New OR waiting rooms bring families to the forefront

Patients who come to Kingston General Hospital for surgery are now spending more time with their families before they go in for their operation. A new patient-centred initiative has created two large OR waiting rooms within the Same Day Admission Centre that allows patients and their families to wait together. In the past, patients would go to a holding area for ten or fifteen minutes before their operation.

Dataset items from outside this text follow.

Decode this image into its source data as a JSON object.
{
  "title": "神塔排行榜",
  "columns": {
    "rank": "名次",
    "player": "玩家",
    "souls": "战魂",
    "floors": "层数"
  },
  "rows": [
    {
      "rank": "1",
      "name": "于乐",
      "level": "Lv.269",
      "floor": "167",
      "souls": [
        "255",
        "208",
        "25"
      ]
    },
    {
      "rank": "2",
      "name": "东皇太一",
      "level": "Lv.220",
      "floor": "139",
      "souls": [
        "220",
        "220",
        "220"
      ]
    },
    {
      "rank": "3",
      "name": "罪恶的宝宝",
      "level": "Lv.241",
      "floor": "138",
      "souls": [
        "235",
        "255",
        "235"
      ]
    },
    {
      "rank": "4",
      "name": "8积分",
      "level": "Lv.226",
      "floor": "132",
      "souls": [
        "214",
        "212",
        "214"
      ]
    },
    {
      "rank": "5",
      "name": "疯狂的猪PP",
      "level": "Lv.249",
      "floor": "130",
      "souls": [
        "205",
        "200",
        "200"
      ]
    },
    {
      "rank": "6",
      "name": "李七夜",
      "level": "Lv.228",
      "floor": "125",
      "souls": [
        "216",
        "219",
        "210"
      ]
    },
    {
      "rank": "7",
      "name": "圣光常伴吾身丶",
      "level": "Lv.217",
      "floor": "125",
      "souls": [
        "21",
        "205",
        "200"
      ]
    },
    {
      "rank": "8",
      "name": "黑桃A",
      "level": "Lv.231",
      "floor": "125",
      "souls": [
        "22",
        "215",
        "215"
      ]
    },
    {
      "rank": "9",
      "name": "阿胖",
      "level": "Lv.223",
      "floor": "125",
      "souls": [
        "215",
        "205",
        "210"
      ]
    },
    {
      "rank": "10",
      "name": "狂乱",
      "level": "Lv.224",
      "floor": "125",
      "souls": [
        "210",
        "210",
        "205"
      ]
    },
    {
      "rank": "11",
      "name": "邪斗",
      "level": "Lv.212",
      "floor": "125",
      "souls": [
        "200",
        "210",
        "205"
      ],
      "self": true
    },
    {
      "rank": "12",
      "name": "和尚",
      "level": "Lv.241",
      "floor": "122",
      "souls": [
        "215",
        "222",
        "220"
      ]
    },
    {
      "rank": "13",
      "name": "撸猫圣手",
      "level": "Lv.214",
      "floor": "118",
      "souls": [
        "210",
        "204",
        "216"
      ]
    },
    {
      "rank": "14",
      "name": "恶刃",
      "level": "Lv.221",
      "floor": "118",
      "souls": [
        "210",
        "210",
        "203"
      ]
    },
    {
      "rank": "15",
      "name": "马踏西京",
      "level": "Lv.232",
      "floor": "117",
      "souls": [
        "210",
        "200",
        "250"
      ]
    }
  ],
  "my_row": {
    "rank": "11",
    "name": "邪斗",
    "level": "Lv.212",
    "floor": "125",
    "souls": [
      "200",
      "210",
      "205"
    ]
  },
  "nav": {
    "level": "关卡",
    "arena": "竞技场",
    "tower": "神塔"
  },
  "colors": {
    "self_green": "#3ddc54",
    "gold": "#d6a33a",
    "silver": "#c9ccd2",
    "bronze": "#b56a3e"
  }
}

"The holding area was small, far from the waiting areas, and didn't allow for a lot of confidentiality," says Clinical Educator Laurie Thomas. "Sometimes we had a few patients waiting for different surgeries, and it was a challenge to speak with them privately. And because the space was so small, even if we wanted to let families come to the holding area, we weren't always able to." But the new waiting rooms have changed the whole process and made the experience much more comfortable for everyone. "Even though stays in the holding area were short, they had a real impact when family members are always counting down the minutes," she says. "They could be left wondering why a one-hour surgery was taking longer than expected, and they'd worry. But the reality was that their family member had gone in to surgery 15 minutes after leaving the admission centre for the holding area." So the system has now been centralized, and families are now with patients for final updates before their operations. "The worst part for families is not knowing how things are going," says Teresa Fitzpatrick, Registered Nurse for Same Day Admission. "Now, they have a better sense of how long things should take, and when they actually get started." And the new system is also making it easier for staff in the admission centre and the OR rooms. "We had a handful of places where patients could be before this change, and you really had to keep track of where each person was along the chain," says Fitzpatrick. "But now you are either in the admission centre waiting with your family, or on a stretcher heading to your operation." It's an evolution that has simplified and streamlined the experience for OR patients. Fitzpatrick says she sees more patient and family-focused changes on the horizon. "Our next idea is to have some sort of messaging service so families can leave the waiting room for a snack or coffee, and get paged immediately with updates."